The Reprisals: Lidice and Lezaky
The German reprisal was immediate and savage. Within days of Heydrich's death, Heinrich Himmler ordered operations that would kill thousands of Czech civilians. The most notorious was the destruction of the village of Lidice, north of Prague, on June 10, 1942. On the basis of manufactured evidence linking the village to the assassins — the actual connection was tenuous — the SS executed all 173 men and boys over 15 in the village, deported 184 women to Ravensbrück concentration camp, and sent 88 children to be gassed at the Chelmno extermination camp. The village itself was burned and bulldozed.

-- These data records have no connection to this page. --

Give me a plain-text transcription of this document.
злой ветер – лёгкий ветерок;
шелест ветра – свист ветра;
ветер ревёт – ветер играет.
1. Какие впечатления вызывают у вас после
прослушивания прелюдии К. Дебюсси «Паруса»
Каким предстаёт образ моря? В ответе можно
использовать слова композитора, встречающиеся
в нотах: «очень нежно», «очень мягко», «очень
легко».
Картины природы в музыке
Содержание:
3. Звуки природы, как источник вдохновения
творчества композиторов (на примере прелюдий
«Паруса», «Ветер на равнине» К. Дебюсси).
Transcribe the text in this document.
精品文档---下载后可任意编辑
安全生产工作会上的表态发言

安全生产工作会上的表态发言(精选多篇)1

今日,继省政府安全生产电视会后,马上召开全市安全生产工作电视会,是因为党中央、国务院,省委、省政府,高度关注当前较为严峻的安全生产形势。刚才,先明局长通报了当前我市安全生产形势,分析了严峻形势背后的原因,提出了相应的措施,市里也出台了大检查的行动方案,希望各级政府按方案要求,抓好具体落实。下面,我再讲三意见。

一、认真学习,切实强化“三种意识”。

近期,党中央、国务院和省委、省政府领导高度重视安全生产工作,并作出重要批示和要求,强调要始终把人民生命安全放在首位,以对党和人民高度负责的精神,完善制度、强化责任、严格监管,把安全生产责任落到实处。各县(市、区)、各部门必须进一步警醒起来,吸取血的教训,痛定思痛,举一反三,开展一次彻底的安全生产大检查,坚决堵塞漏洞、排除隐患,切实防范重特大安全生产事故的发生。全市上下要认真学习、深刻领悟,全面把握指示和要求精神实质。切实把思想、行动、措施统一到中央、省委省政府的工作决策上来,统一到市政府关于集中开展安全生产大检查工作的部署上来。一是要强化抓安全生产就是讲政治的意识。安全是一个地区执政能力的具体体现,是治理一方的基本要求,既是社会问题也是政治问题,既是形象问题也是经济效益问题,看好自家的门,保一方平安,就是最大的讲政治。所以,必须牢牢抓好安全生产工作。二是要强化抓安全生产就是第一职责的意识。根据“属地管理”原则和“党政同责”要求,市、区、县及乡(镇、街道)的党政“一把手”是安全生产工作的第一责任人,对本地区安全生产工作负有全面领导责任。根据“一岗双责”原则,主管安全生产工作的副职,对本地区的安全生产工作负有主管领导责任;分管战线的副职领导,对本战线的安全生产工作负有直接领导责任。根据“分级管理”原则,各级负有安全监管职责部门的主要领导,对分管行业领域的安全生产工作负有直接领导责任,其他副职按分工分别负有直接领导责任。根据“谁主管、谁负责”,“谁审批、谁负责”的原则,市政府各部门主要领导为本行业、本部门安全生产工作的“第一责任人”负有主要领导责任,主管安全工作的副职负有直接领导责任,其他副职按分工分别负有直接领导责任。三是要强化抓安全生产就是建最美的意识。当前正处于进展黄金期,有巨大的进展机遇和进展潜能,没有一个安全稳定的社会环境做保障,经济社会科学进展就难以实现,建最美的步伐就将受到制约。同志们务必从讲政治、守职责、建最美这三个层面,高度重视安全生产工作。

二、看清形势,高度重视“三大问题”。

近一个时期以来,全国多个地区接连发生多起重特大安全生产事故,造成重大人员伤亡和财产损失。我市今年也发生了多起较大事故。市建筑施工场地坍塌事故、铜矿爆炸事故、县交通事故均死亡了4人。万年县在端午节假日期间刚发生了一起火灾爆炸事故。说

The village of Lezaky was destroyed on June 24, 1942, all its adult inhabitants shot. In broader terms, the German security apparatus killed approximately 1,300 Czechs in the period following Heydrich's death, with thousands more arrested and sent to concentration camps. The reprisals did, as Benes had anticipated, effectively destroy the Czech collaborationist political tendency — no Czech politician could publicly align with a regime executing thousands of civilians — but at a cost that haunted Czech memory for generations.
The End at the Cathedral
Gabcik, Kubis, and five other paratroopers from related SOE operations took shelter in the crypt of the Cathedral of Saints Cyril and Methodius in Prague, where sympathetic Czech Orthodox clergy concealed them. On June 18, 1942, following the betrayal of their location by fellow paratrooper Karel Curda (who had turned himself in to the Gestapo for the reward money), approximately 750 SS troops surrounded the cathedral.
The paratroopers held out for several hours. When the SS flooded the crypt, the surviving men — Gabcik, Kubis, and five others — died by suicide rather than surrender. Karel Curda survived the war, was tried for treason by a Czechoslovak court in 1947, and was hanged.
Historical Assessment
Operation Anthropoid stands in the history of special operations as one of the most carefully planned and successfully executed targeted killings of the Second World War — and one of the most morally complex. The men who carried it out died for it. The civilians who sheltered them died for it. The villagers of Lidice and Lezaky died for it.
Callum MacDonald's 1989 study The Killing of Reinhard Heydrich, drawing on Czech, German, and British archival sources, provides the most thorough academic account. Robert Gerwarth's biography Hitler's Hangman: The Life of Heydrich situates the assassination within the broader context of Heydrich's career and the Nazi occupation apparatus.
The question of whether Operation Anthropoid was worth its cost is one that military historians continue to debate. What is not debated is that Gabcik and Kubis, dropped into occupied territory with a malfunctioning weapon and no reliable extraction plan, carried out their mission. That part, at least, was exactly what it was designed to be.